Using $P=V^2/R$ the resistance of bulb is $R_{60}=\frac{{120}^2}{60}=240\Omega$.
Current , $I=\frac{120}{240+6}=\frac{120}{246}A$
Thus Voltage across bulb is $V_{60}=R_{60}I=240\times \frac{120}{246}=117.07V$

When heater is switch on, the bulb and heater are in parallel combination.

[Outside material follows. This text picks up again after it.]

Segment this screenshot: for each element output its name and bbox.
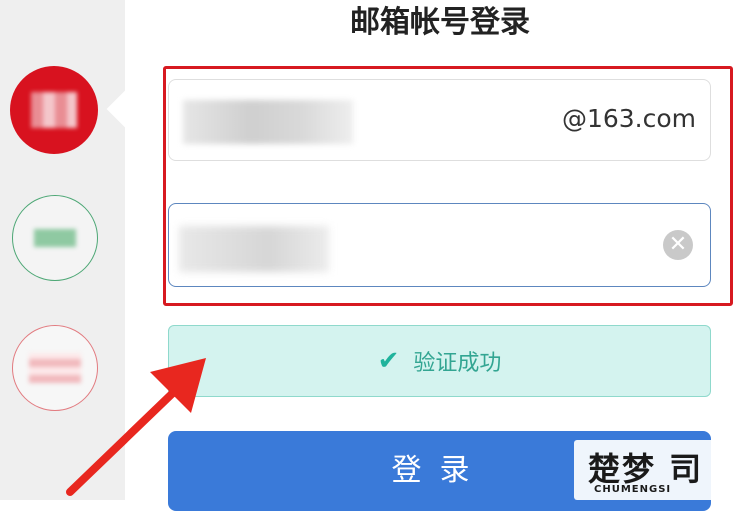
annotation-arrow — [66, 358, 206, 496]
watermark: 楚梦 司 CHUMENGSI — [574, 440, 750, 500]
watermark-subtext: CHUMENGSI — [594, 484, 672, 495]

Resistance of heater is $R_{240}=\frac{{120}^2}{240}=60\Omega$
Resistance of parallel combination $R_{||}=\frac{240\times 60}{240+60}=48\Omega$
Total resistance $R_t=6+48=54\Omega$
Now the current , $I^{\prime }=\frac{120}{54}=2.22A$
Voltage across parallel combination $V^{\prime }=I^{\prime }{R}_{||}=2.22\times 48=106.67V$. This is also voltage across heater.

Charge in voltage $=V_{60}-V^{\prime }=117.07-106.67=10.4V$ which is more than 10.